Un informaticien a été condamné mardi à deux ans d’emprisonnement, dont un an ferme sous bracelet électronique, par le tribunal judiciaire de Paris pour avoir administré un site internet hébergeant des milliers de deepfakes sexuels de célébrités féminines.
La peine a notamment été assortie d’un an de sursis, et d’une amende de 10.000 euros, ont confirmé à l’AFP l’avocate de la défense, Me Sarah Girand, et un avocat représentant deux parties civiles, Me Matthieu Davy.
Une sanction moins lourde que celle requise plus tôt dans la journée par la procureure, qui avait demandé une condamnation de trois ans d’emprisonnement, dont deux avec sursis.

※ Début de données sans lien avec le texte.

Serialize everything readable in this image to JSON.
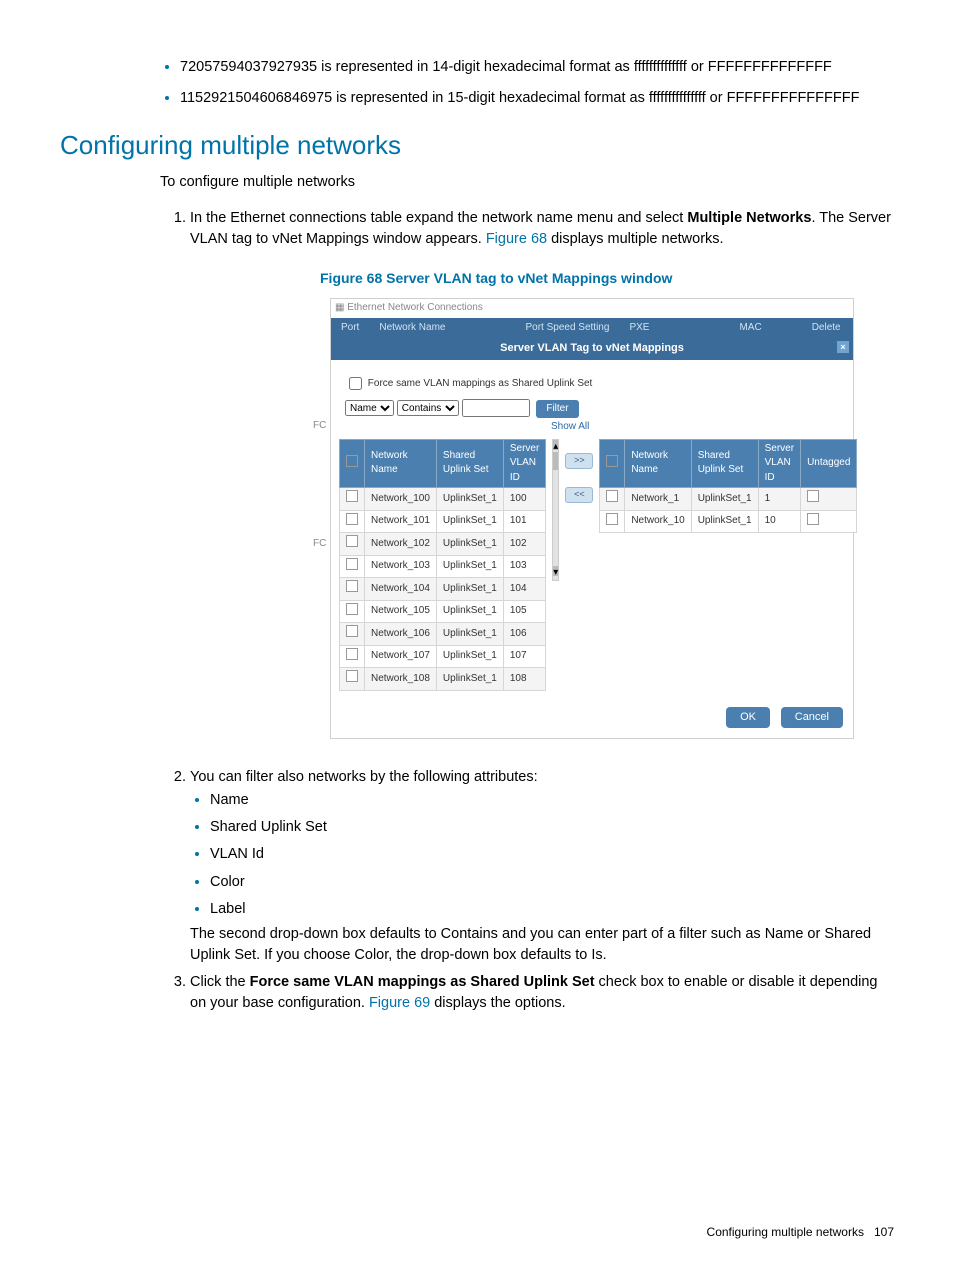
{
  "intro": {
    "b1": "72057594037927935 is represented in 14-digit hexadecimal format as ffffffffffffff or FFFFFFFFFFFFFF",
    "b2": "1152921504606846975 is represented in 15-digit hexadecimal format as fffffffffffffff or FFFFFFFFFFFFFFF"
  },
  "heading": "Configuring multiple networks",
  "lead": "To configure multiple networks",
  "step1_pre": "In the Ethernet connections table expand the network name menu and select ",
  "step1_bold": "Multiple Networks",
  "step1_post": ". The Server VLAN tag to vNet Mappings window appears. ",
  "fig68_link": "Figure 68",
  "step1_tail": " displays multiple networks.",
  "figure_caption": "Figure 68 Server VLAN tag to vNet Mappings window",
  "ss": {
    "win_title": "Ethernet Network Connections",
    "tabs": {
      "port": "Port",
      "netname": "Network Name",
      "pss": "Port Speed Setting",
      "pxe": "PXE",
      "mac": "MAC",
      "delete": "Delete"
    },
    "banner": "Server VLAN Tag to vNet Mappings",
    "close": "×",
    "force_label": "Force same VLAN mappings as Shared Uplink Set",
    "filter_name": "Name",
    "filter_contains": "Contains",
    "filter_btn": "Filter",
    "show_all": "Show All",
    "left_headers": {
      "chk": "",
      "name": "Network Name",
      "sus": "Shared Uplink Set",
      "vlan": "Server VLAN ID"
    },
    "left_rows": [
      {
        "name": "Network_100",
        "sus": "UplinkSet_1",
        "vlan": "100"
      },
      {
        "name": "Network_101",
        "sus": "UplinkSet_1",
        "vlan": "101"
      },
      {
        "name": "Network_102",
        "sus": "UplinkSet_1",
        "vlan": "102"
      },
      {
        "name": "Network_103",
        "sus": "UplinkSet_1",
        "vlan": "103"
      },
      {
        "name": "Network_104",
        "sus": "UplinkSet_1",
        "vlan": "104"
      },
      {
        "name": "Network_105",
        "sus": "UplinkSet_1",
        "vlan": "105"
      },
      {
        "name": "Network_106",
        "sus": "UplinkSet_1",
        "vlan": "106"
      },
      {
        "name": "Network_107",
        "sus": "UplinkSet_1",
        "vlan": "107"
      },
      {
        "name": "Network_108",
        "sus": "UplinkSet_1",
        "vlan": "108"
      }
    ],
    "right_headers": {
      "chk": "",
      "name": "Network Name",
      "sus": "Shared Uplink Set",
      "vlan": "Server VLAN ID",
      "untag": "Untagged"
    },
    "right_rows": [
      {
        "name": "Network_1",
        "sus": "UplinkSet_1",
        "vlan": "1"
      },
      {
        "name": "Network_10",
        "sus": "UplinkSet_1",
        "vlan": "10"
      }
    ],
    "add": ">>",
    "remove": "<<",
    "ok": "OK",
    "cancel": "Cancel",
    "left_crumb_top": "FC",
    "left_crumb_bot": "FC"
  },
  "step2": "You can filter also networks by the following attributes:",
  "attrs": {
    "a1": "Name",
    "a2": "Shared Uplink Set",
    "a3": "VLAN Id",
    "a4": "Color",
    "a5": "Label"
  },
  "step2_tail": "The second drop-down box defaults to Contains and you can enter part of a filter such as Name or Shared Uplink Set. If you choose Color, the drop-down box defaults to Is.",
  "step3_pre": "Click the ",
  "step3_bold": "Force same VLAN mappings as Shared Uplink Set",
  "step3_mid": " check box to enable or disable it depending on your base configuration. ",
  "fig69_link": "Figure 69",
  "step3_tail": " displays the options.",
  "footer": "Configuring multiple networks",
  "pagenum": "107"
}
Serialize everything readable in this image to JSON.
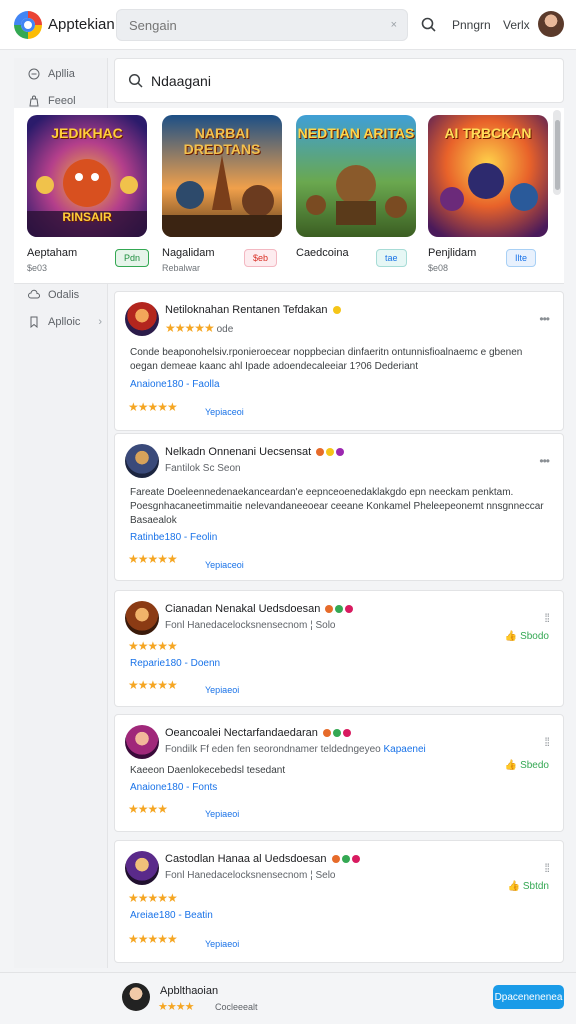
{
  "app": {
    "title": "Apptekian"
  },
  "search": {
    "placeholder": "Sengain",
    "clear": "×"
  },
  "header": {
    "link1": "Pnngrn",
    "link2": "Verlx"
  },
  "sidebar": {
    "items": [
      {
        "label": "Apllia",
        "icon": "minus-circle-icon"
      },
      {
        "label": "Feeol",
        "icon": "bag-icon"
      },
      {
        "label": "Odalis",
        "icon": "cloud-icon"
      },
      {
        "label": "Aplloic",
        "icon": "bookmark-icon",
        "chevron": "›"
      }
    ]
  },
  "main_search": {
    "value": "Ndaagani"
  },
  "featured": [
    {
      "name": "Aeptaham",
      "sub": "$e03",
      "button": "Pdn",
      "art": "JEDIKHAC",
      "art_bottom": "RINSAIR",
      "button_color": "#34a853"
    },
    {
      "name": "Nagalidam",
      "sub": "Rebalwar",
      "button": "$eb",
      "art": "NARBAI DREDTANS",
      "art_bottom": "",
      "button_color": "#e8475f"
    },
    {
      "name": "Caedcoina",
      "sub": "",
      "button": "tae",
      "art": "NEDTIAN ARITAS",
      "art_bottom": "",
      "button_color": "#26a69a"
    },
    {
      "name": "Penjlidam",
      "sub": "$e08",
      "button": "Ilte",
      "art": "AI TRBCKAN",
      "art_bottom": "",
      "button_color": "#1a73e8"
    }
  ],
  "reviews": [
    {
      "title": "Netiloknahan Rentanen Tefdakan",
      "sub": "ode",
      "stars": "★★★★★",
      "body": "Conde beaponohelsiv.rponieroecear noppbecian dinfaeritn ontunnisfioalnaemc e gbenen oegan demeae kaanc ahl Ipade adoendecaleeiar 1?06  Dederiant",
      "meta": "Anaione180 -",
      "meta2": "Faolla",
      "rating": "★★★★★",
      "reply": "Yepiaceoi",
      "helpful": ""
    },
    {
      "title": "Nelkadn Onnenani Uecsensat",
      "sub": "Fantilok  Sc Seon",
      "stars": "",
      "body": "Fareate  Doeleennedenaekanceardan'e eepnceoenedaklakgdo epn neeckam  penktam. Poesgnhacaneetimmaitie nelevandaneeoear ceeane  Konkamel Pheleepeonemt nnsgnneccar Basaealok",
      "meta": "Ratinbe180 -",
      "meta2": "Feolin",
      "rating": "★★★★★",
      "reply": "Yepiaceoi",
      "helpful": ""
    },
    {
      "title": "Cianadan Nenakal Uedsdoesan",
      "sub": "Fonl Hanedacelocksnensecnom ¦  Solo",
      "stars": "★★★★★",
      "body": "",
      "meta": "Reparie180 -",
      "meta2": "Doenn",
      "rating": "★★★★★",
      "reply": "Yepiaeoi",
      "helpful": "Sbodo"
    },
    {
      "title": "Oeancoalei Nectarfandaedaran",
      "sub": "Fondilk  Ff eden fen seorondnamer teldedngeyeo",
      "stars": "",
      "body": "Kaeeon Daenlokecebedsl tesedant",
      "meta": "Anaione180 -",
      "meta2": "Fonts",
      "rating": "★★★★",
      "reply": "Yepiaeoi",
      "helpful": "Sbedo",
      "sub_link": "Kapaenei"
    },
    {
      "title": "Castodlan Hanaa al Uedsdoesan",
      "sub": "Fonl Hanedacelocksnensecnom ¦  Selo",
      "stars": "★★★★★",
      "body": "",
      "meta": "Areiae180 -",
      "meta2": "Beatin",
      "rating": "★★★★★",
      "reply": "Yepiaeoi",
      "helpful": "Sbtdn"
    }
  ],
  "bottom": {
    "name": "Apblthaoian",
    "stars": "★★★★",
    "sub": "Cocleeealt",
    "button": "Dpacenenenea"
  },
  "colors": {
    "accent": "#1a9be8",
    "star": "#f5a623",
    "positive": "#34a853"
  }
}
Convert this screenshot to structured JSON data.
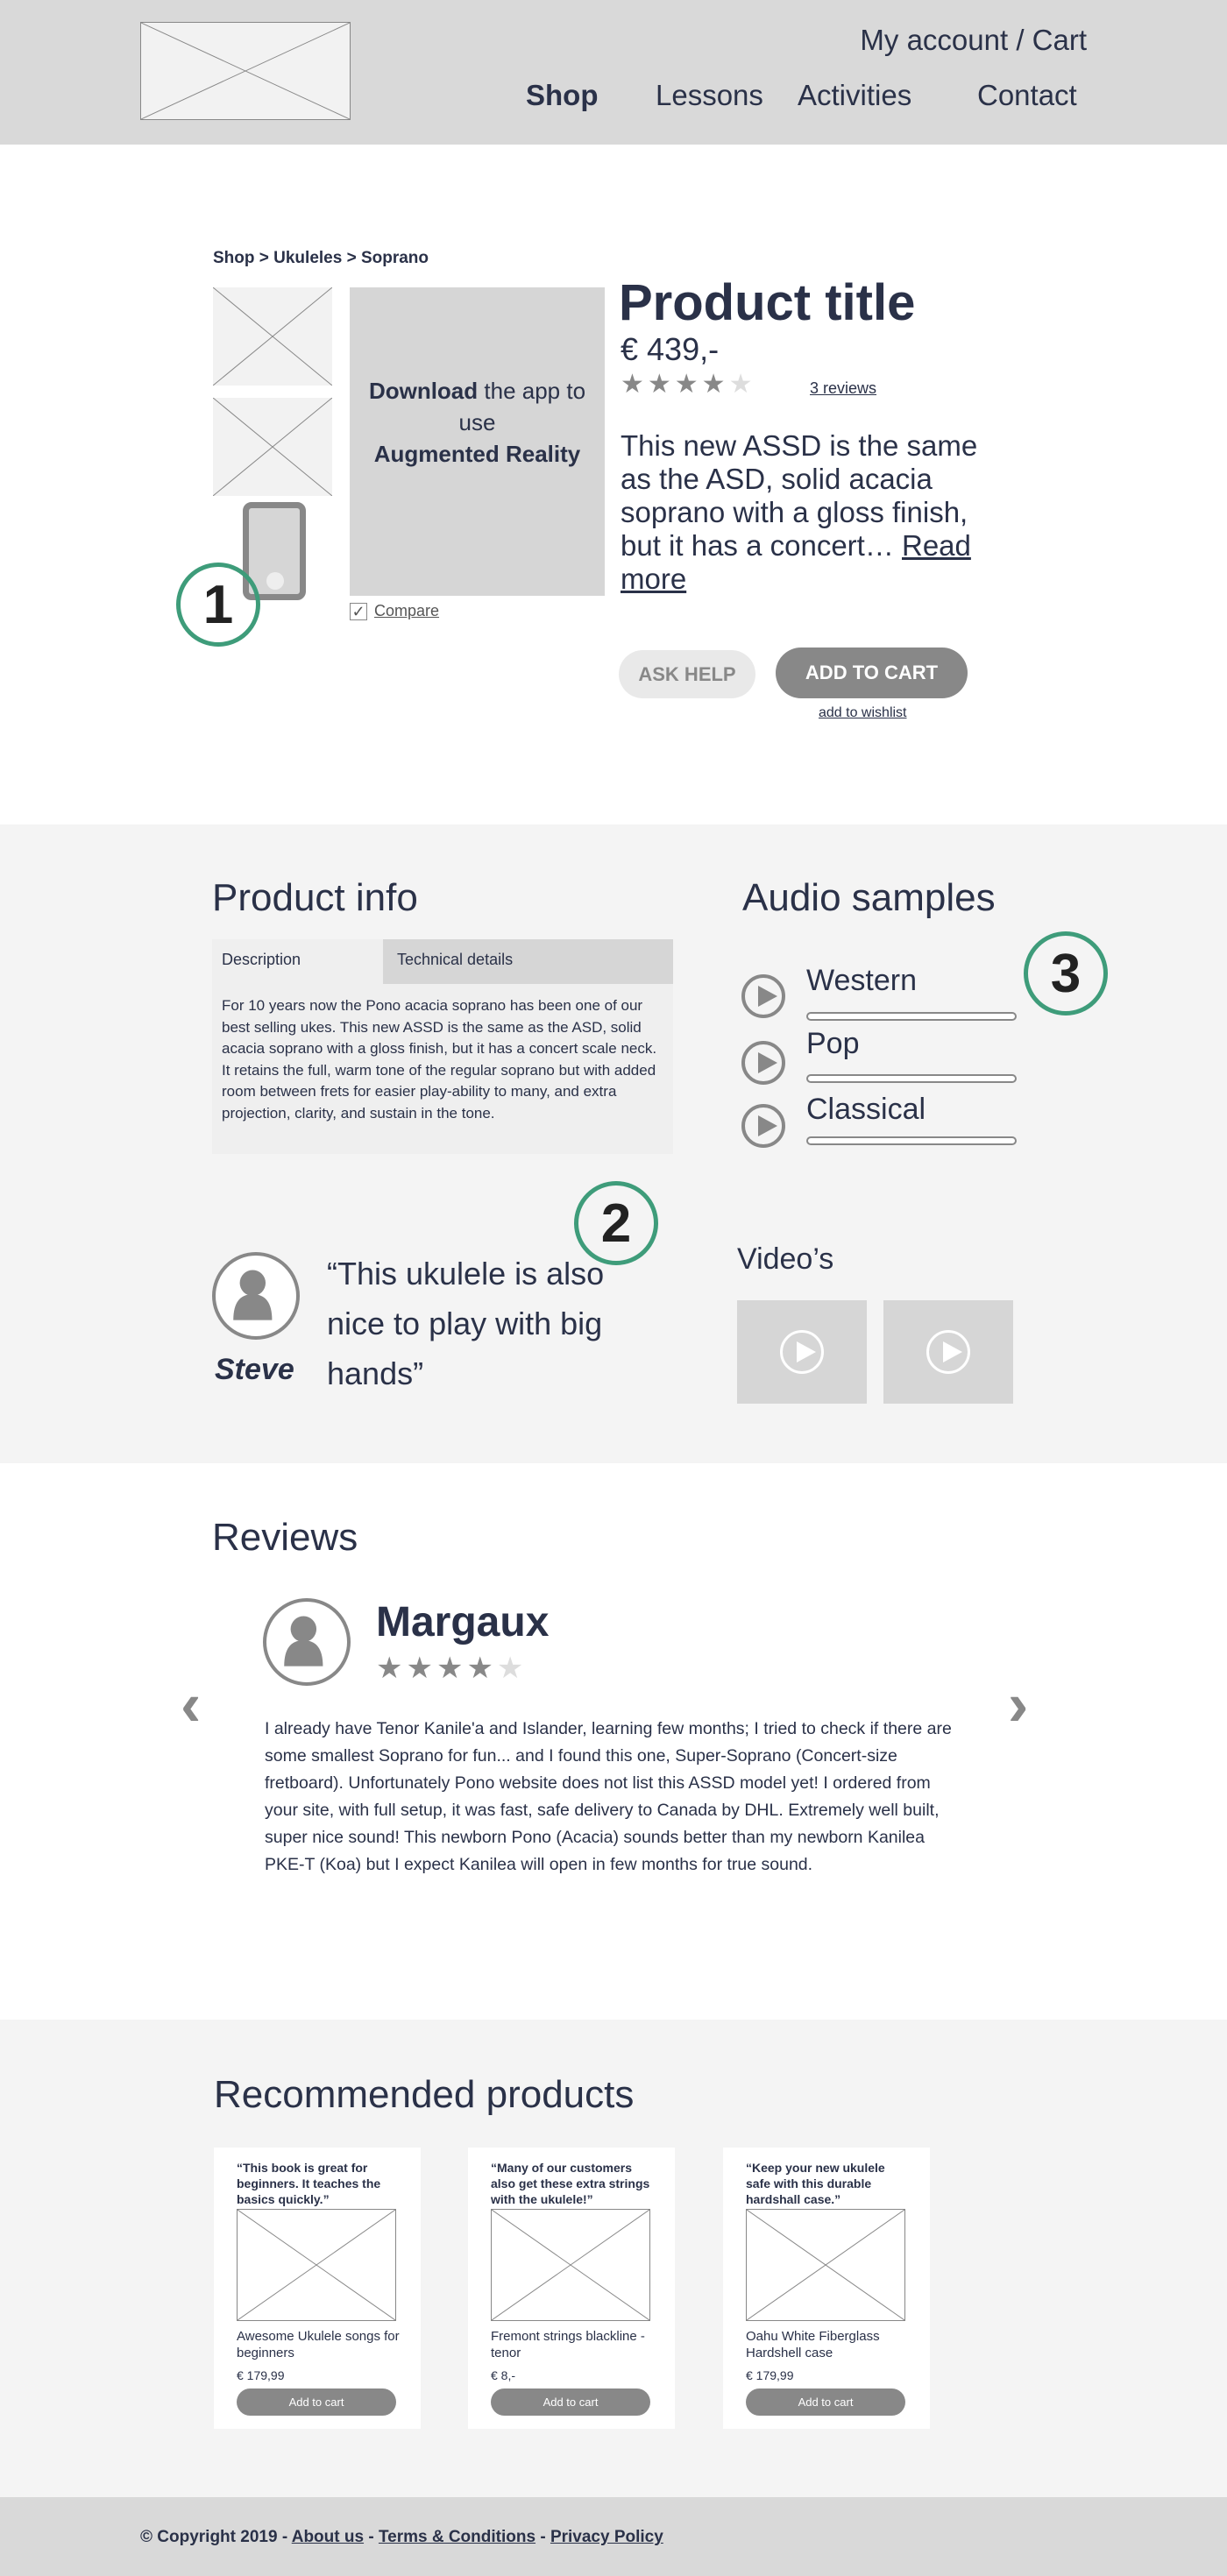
{
  "header": {
    "account_cart": "My account / Cart",
    "nav": [
      {
        "label": "Shop",
        "active": true
      },
      {
        "label": "Lessons"
      },
      {
        "label": "Activities"
      },
      {
        "label": "Contact"
      }
    ]
  },
  "product": {
    "breadcrumb": "Shop > Ukuleles > Soprano",
    "ar_promo": {
      "bold1": "Download",
      "text1": " the app to use",
      "bold2": "Augmented Reality"
    },
    "compare_label": "Compare",
    "compare_checked": true,
    "title": "Product title",
    "price": "€ 439,-",
    "rating": 4,
    "rating_max": 5,
    "reviews_link": "3 reviews",
    "description": "This new ASSD is the same as the ASD, solid acacia soprano with a gloss finish, but it has a concert…",
    "read_more": "Read more",
    "ask_help": "ASK HELP",
    "add_to_cart": "ADD TO CART",
    "add_to_wishlist": "add to wishlist"
  },
  "annotations": [
    "1",
    "2",
    "3"
  ],
  "product_info": {
    "heading": "Product info",
    "tabs": [
      "Description",
      "Technical details"
    ],
    "active_tab": "Description",
    "text": "For 10 years now the Pono acacia soprano has been one of our best selling ukes. This new ASSD is the same as the ASD, solid acacia soprano with a gloss finish, but it has a concert scale neck. It retains the full, warm tone of the regular soprano but with added room between frets for easier play-ability to many, and extra projection, clarity, and sustain in the tone."
  },
  "audio": {
    "heading": "Audio samples",
    "samples": [
      {
        "label": "Western",
        "progress": 0
      },
      {
        "label": "Pop",
        "progress": 0
      },
      {
        "label": "Classical",
        "progress": 0
      }
    ]
  },
  "testimonial": {
    "name": "Steve",
    "quote": "This ukulele is also nice to play with big hands",
    "open": "“",
    "close": "”"
  },
  "videos": {
    "heading": "Video’s"
  },
  "reviews": {
    "heading": "Reviews",
    "name": "Margaux",
    "rating": 4,
    "text": "I already have Tenor Kanile'a and Islander, learning few months; I tried to check if there are some smallest Soprano for fun... and I found this one, Super-Soprano (Concert-size fretboard). Unfortunately Pono website does not list this ASSD model yet! I ordered from your site, with full setup, it was fast, safe delivery to Canada by DHL. Extremely well built, super nice sound! This newborn Pono (Acacia) sounds better than my newborn Kanilea PKE-T (Koa) but I expect Kanilea will open in few months for true sound."
  },
  "recommended": {
    "heading": "Recommended products",
    "items": [
      {
        "quote": "“This book is great for beginners. It teaches the basics quickly.”",
        "name": "Awesome Ukulele songs for beginners",
        "price": "€ 179,99",
        "button": "Add to cart"
      },
      {
        "quote": "“Many of our customers also get these extra strings with the ukulele!”",
        "name": "Fremont strings blackline - tenor",
        "price": "€ 8,-",
        "button": "Add to cart"
      },
      {
        "quote": "“Keep your new ukulele safe with this durable hardshall case.”",
        "name": "Oahu White Fiberglass Hardshell case",
        "price": "€ 179,99",
        "button": "Add to cart"
      }
    ]
  },
  "footer": {
    "copyright": "© Copyright 2019 - ",
    "sep": " - ",
    "links": [
      "About us",
      "Terms & Conditions",
      "Privacy Policy"
    ]
  },
  "colors": {
    "text": "#2a3148",
    "annotation": "#3e9c7a",
    "header_bg": "#d9d9d9",
    "section_bg": "#f4f4f4",
    "button": "#888888"
  }
}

L’homme, un Niçois né en 1979, a été reconnu coupable d’avoir géré un site contenant près de 300.000 photos et vidéos, des montages et deepfakes (trucages réalisés par l’intelligence artificielle) à caractère sexuel.
Les images de nombreuses personnalités françaises ont ainsi été détournées, dont celles de 13 parties civiles au dossier, parmi lesquelles Brigitte Macron, Audrey Tautou, Ségolène Royal, Christine Lagarde, Anne-Sophie Lapix et Karine Le Marchand.
Les montages hébergés sur le site, qui n’étaient pas tous réalisés par IA, selon l’homme condamné, étaient envoyés par des internautes avant d’être publiés par l’informaticien.
« Le site permettait de naviguer via des mots-clés incluant des thèmes tels que +viol+, +contrainte+ et +dégradation+ », avait indiqué dans un communiqué le ministère américain de la justice, à l’origine du signalement du site auprès des autorités françaises.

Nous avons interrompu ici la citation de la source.